The cost associated with a cyberattack is increasing to the point where just a single event can cost an SMB between $84,000 and $148,000. Globally, this figure represents a cost increase of over 27% since last year. In 2017 alone, 72% of hacked businesses spent more than $5,000 to investigate cyberattacks, in addition to restoration or replacing damaged software and hardware. Creating an incident response plan and practicing it during normal business operations ensures that your SMB knows what to do if you become a victim.
Put your Incident Response Plan to the Test
Unfortunately, planning to prevent a cyber-attack can be an impossible pursuit. But that isn’t the purpose of an incident response plan. Instead, your incident response plan should demonstrate how your SMB will respond to a breach or attack, and ultimately how it will contain the security threat. These plans should include the necessary steps for how your organization will respond and ensure business continuity. Having the plan ready will allow your SMB to stay nimble and act quickly to remedy breach situations, giving you an advantage in reducing risks and potential damages that may ensue.
According to Verizon’s 2018 Data Breach Investigations Report, small businesses account for 58% of malware attack victims. So it’s not enough to simply implement an incident response plan; you have to nurture, test, and update it. This process of nurturing is typically done via a series of simulated attacks on your system to test its rigor in the face of the threat of hackers. From these important tests, your organization can learn lessons that will have real, lasting value. Through testing, you’ll be able to identify opportunities to expedite remediation efforts and keep your organization focused on the highest value tasks to return to normal business operations. And by repeating this review, over time your plan will become refined, gain adoption, and become familiar with everyone required to participate.
Outsourcing your SMB’s Cybersecurity Efforts
Even SMBs with outstanding technical talent have difficulty filling their security jobs in-house. Due to the high demand, cybersecurity professionals command high salaries and they can be difficult to retain once hired. By hiring an external team to help document, test, and refine your IR Plan, will allow your organization to tap into their expertise, bringing added experience to your in-house team. The outsourcing trend will continue to grow, as the talent shortage increases. According to the General Services Administration, 70% of surveyed companies are planning to outsource more, with 35% of them planning to do so significantly.
SMB leaders are becoming increasingly comfortable in seeking external cybersecurity partners and experts to help get ahead of network compromises by developing strong processes, procedures, and documentation.

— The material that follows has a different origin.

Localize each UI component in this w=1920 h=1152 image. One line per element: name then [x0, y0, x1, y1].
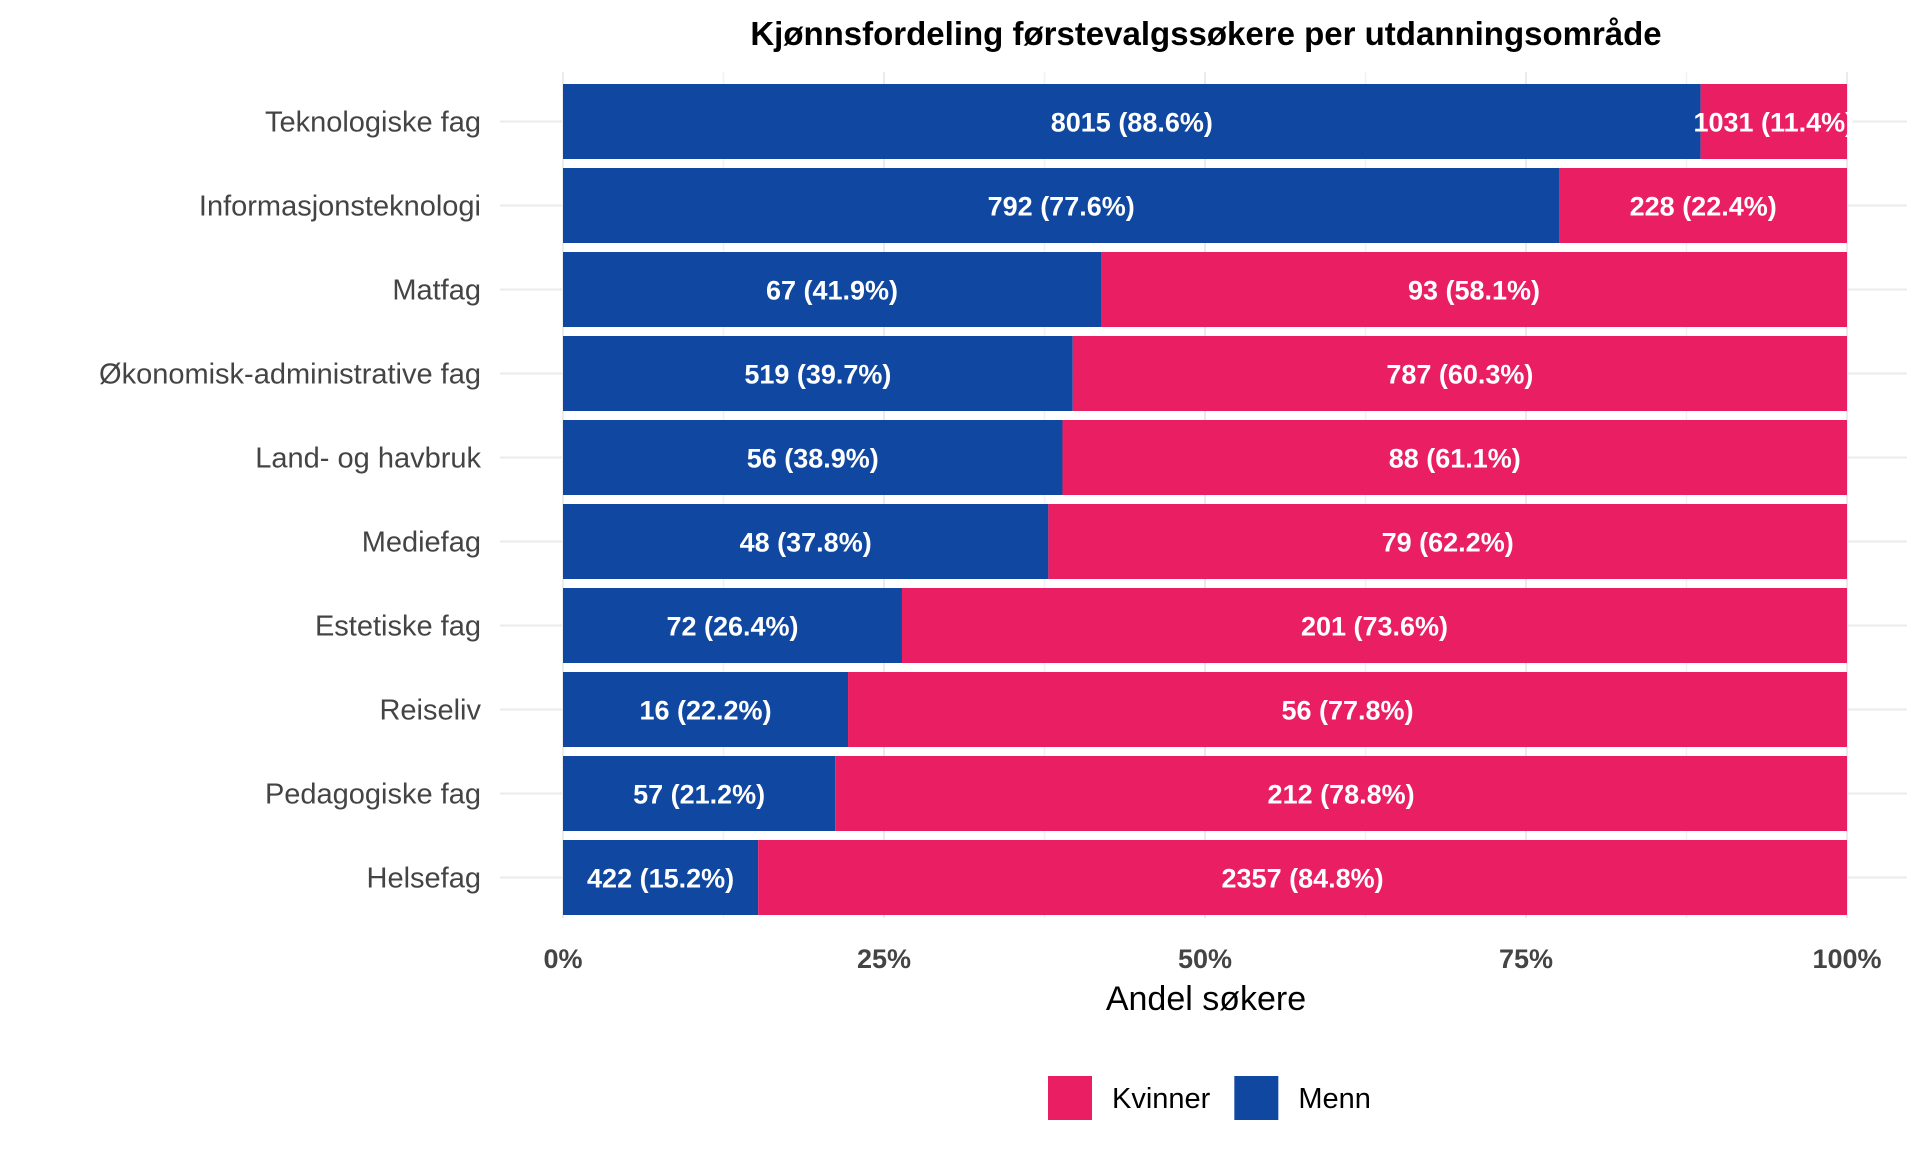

This type of valuable insight, feedback, and planning is important in helping your organization identify potential flaws in your incident response plan. Businesses will have to rise above the haze of cyberattacks that can leave a stain on customer experience, if they’ve provided sensitive data that has the potential of becoming compromised. SMB’s must practice due diligence in protecting their client data, which ultimately brings value to your organization and it’s services.